Check this one out, this one is really weird as it turns out that if you press Ctrl Alt or Command Option on the Mac and drag one of the handles you will move the opposite handle symmetrically around the transformation origin and that goes for not only Ctrl Alt or Command Option dragging a corner handle but also Ctrl Alt or Command Option dragging a side handle. Alright this isn't really the effect I want. So I am going to go ahead and press the Escape key in order to exit the Free Transform mode and restore the original unmodified version of the selected layers and I am going to press Ctrl T or Command T again to once again reenter the Free Transform mode.

So what I have done is I have just cleared out all the old garbage I have applied and reentered the free transform mode so I can start things over again because what I really want to do is I want to apply a perspective distortion. That means pressing a whole lot of keys. You press Ctrl Shift and Alt at the same time or Command Shift and Option on the Macintosh side and then drag one of the corner handles and notice what you get, you get a pure perspective style distortion and I have still got Ctrl Shift and Alt down as I am making these modifications.

Now I am going to release the keys and drag up on this top handle in order to stretch the image upward a little bit and I might go ahead and increase the impact of the effect by Ctrl Shift Alt dragging one of these lower handles a little bit more one of these lower control handles and then I will Ctrl Shift Alt drag on one of the top handles on one of the top corner handles and then I will drag up a little bit, I don't have the keys down any longer because I am performing a scale.
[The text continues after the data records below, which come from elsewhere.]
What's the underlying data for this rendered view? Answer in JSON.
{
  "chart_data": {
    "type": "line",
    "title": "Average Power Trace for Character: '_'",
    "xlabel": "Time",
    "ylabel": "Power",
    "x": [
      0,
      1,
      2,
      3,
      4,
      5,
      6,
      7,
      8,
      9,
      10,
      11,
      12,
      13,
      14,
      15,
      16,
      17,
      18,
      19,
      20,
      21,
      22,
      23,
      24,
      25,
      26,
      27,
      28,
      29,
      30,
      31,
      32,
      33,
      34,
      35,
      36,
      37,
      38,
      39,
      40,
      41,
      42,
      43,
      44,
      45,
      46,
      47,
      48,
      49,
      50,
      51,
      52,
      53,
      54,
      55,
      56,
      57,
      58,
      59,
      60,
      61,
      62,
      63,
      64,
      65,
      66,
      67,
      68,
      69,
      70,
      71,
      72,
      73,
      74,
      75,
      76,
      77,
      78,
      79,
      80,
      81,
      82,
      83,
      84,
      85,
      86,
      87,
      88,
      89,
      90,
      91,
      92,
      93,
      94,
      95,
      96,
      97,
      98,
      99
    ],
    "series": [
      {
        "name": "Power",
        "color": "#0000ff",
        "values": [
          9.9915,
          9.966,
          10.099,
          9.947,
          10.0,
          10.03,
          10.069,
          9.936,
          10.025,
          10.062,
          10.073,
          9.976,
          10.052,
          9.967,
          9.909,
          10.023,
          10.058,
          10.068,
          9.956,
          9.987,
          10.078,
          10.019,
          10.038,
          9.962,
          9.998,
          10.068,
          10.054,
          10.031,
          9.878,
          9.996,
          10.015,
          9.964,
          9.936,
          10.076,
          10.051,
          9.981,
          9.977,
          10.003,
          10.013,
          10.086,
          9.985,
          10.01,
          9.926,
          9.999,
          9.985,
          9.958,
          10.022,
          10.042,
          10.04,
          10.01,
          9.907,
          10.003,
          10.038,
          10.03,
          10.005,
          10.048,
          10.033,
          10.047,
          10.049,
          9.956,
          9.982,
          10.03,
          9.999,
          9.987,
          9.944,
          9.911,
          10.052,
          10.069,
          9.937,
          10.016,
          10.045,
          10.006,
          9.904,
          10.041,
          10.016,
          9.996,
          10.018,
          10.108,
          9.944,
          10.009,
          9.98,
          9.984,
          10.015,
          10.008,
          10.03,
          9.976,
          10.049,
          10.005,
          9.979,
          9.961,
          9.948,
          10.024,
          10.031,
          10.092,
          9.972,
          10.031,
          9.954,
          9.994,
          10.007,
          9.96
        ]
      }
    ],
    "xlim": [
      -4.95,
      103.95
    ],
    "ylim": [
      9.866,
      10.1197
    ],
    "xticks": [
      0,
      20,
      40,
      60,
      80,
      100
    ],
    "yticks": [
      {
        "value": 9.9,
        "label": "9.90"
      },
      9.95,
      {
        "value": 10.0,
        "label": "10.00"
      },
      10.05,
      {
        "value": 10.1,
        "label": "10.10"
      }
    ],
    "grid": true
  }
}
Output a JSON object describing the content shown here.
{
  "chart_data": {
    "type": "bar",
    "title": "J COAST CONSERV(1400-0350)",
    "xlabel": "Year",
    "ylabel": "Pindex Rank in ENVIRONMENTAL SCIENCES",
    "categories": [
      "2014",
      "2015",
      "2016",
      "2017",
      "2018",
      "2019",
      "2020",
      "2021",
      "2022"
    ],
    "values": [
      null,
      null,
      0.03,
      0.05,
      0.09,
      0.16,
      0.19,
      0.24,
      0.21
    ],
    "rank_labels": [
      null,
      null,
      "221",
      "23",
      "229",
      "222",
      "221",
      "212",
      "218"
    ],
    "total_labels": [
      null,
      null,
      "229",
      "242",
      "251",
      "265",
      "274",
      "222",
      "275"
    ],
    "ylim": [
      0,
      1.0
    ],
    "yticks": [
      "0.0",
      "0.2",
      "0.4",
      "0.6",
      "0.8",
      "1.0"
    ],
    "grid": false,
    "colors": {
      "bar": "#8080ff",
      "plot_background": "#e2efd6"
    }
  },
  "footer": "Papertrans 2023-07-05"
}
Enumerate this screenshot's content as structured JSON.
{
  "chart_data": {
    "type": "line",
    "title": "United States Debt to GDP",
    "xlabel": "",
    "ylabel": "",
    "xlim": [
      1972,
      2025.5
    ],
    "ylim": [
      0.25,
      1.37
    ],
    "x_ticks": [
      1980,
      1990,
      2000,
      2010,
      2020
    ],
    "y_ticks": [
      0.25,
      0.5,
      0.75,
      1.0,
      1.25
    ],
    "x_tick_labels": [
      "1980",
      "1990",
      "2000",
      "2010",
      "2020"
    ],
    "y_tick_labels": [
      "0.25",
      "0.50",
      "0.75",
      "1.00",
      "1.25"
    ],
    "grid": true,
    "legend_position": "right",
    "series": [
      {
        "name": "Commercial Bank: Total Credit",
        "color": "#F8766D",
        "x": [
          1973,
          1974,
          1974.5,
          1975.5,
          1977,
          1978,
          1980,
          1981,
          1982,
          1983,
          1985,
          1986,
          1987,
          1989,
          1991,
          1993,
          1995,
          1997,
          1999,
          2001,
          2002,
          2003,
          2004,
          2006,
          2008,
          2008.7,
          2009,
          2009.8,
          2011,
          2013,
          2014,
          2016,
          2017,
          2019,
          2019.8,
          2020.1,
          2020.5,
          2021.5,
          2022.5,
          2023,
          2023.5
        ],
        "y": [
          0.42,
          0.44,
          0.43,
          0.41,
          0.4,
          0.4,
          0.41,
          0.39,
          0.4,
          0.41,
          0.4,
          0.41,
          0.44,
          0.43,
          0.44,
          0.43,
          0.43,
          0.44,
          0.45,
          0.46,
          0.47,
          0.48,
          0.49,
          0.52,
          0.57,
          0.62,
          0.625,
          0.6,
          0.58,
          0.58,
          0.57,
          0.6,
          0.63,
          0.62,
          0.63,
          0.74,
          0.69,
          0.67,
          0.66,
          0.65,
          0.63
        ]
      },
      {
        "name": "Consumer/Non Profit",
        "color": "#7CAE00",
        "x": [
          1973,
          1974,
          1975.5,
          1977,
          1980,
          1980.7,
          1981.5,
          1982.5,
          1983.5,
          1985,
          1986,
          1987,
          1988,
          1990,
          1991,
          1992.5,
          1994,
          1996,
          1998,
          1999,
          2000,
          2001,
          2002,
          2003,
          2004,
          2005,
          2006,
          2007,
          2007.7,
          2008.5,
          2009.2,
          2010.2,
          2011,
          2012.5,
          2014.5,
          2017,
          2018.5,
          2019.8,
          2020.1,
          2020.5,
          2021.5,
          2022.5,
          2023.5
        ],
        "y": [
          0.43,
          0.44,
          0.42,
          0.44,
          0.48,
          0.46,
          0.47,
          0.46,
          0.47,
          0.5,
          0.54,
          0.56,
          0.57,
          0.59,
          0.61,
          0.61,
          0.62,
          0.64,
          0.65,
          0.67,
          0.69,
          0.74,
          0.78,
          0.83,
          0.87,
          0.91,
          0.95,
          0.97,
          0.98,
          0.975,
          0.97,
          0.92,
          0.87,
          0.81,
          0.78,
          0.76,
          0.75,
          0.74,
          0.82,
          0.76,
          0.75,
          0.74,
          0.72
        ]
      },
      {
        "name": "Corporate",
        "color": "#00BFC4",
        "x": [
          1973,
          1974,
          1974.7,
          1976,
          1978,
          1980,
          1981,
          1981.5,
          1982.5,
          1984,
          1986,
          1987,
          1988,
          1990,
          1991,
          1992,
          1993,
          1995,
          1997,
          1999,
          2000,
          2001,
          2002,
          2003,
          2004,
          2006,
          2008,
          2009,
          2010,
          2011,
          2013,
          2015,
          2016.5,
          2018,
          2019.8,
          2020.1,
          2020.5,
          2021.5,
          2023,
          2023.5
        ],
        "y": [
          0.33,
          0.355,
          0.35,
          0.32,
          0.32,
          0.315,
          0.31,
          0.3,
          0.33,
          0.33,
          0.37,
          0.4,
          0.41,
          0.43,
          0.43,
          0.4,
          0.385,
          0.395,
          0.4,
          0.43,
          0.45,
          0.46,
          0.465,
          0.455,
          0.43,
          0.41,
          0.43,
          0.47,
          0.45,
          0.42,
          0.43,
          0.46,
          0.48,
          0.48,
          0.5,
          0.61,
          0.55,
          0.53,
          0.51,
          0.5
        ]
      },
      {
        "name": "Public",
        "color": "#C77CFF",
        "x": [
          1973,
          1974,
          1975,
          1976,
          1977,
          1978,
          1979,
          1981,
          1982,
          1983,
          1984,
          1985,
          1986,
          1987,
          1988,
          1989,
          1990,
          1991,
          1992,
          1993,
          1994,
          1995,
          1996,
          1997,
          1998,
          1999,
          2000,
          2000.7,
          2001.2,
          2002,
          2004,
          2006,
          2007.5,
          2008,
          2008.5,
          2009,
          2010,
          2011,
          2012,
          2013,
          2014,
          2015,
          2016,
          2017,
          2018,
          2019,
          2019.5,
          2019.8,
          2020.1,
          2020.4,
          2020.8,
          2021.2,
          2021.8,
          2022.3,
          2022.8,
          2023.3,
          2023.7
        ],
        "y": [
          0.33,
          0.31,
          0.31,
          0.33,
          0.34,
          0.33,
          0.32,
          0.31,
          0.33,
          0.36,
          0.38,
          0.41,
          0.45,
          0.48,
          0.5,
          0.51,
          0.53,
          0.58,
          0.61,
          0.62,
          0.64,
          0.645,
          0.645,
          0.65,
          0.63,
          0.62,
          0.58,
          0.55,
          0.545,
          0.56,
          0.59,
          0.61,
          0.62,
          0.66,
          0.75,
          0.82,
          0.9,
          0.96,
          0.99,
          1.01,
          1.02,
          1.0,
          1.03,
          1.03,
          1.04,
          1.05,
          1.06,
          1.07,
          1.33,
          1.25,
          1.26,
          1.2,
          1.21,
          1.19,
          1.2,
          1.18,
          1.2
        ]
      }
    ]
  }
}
I will drag up a little bit on the top handle in order to stretch the image upward and finally I will Alt drag not Ctrl, I am just Alt dragging the side handle outward in order to move both of the side handles symmetrically outward with respect to that transformation origin in the center there.

And once I get the effect that I am looking for, I will press the Enter key on the PC or the Return key on a Mac in order to accept my perspective style distortion. So there it is. This is the original version of the clock layer and this is the modified version of the clock layer thanks to the distortion functions that are available to you when you Ctrl drag or Command drag one of the handles inside of the Free Transform mode.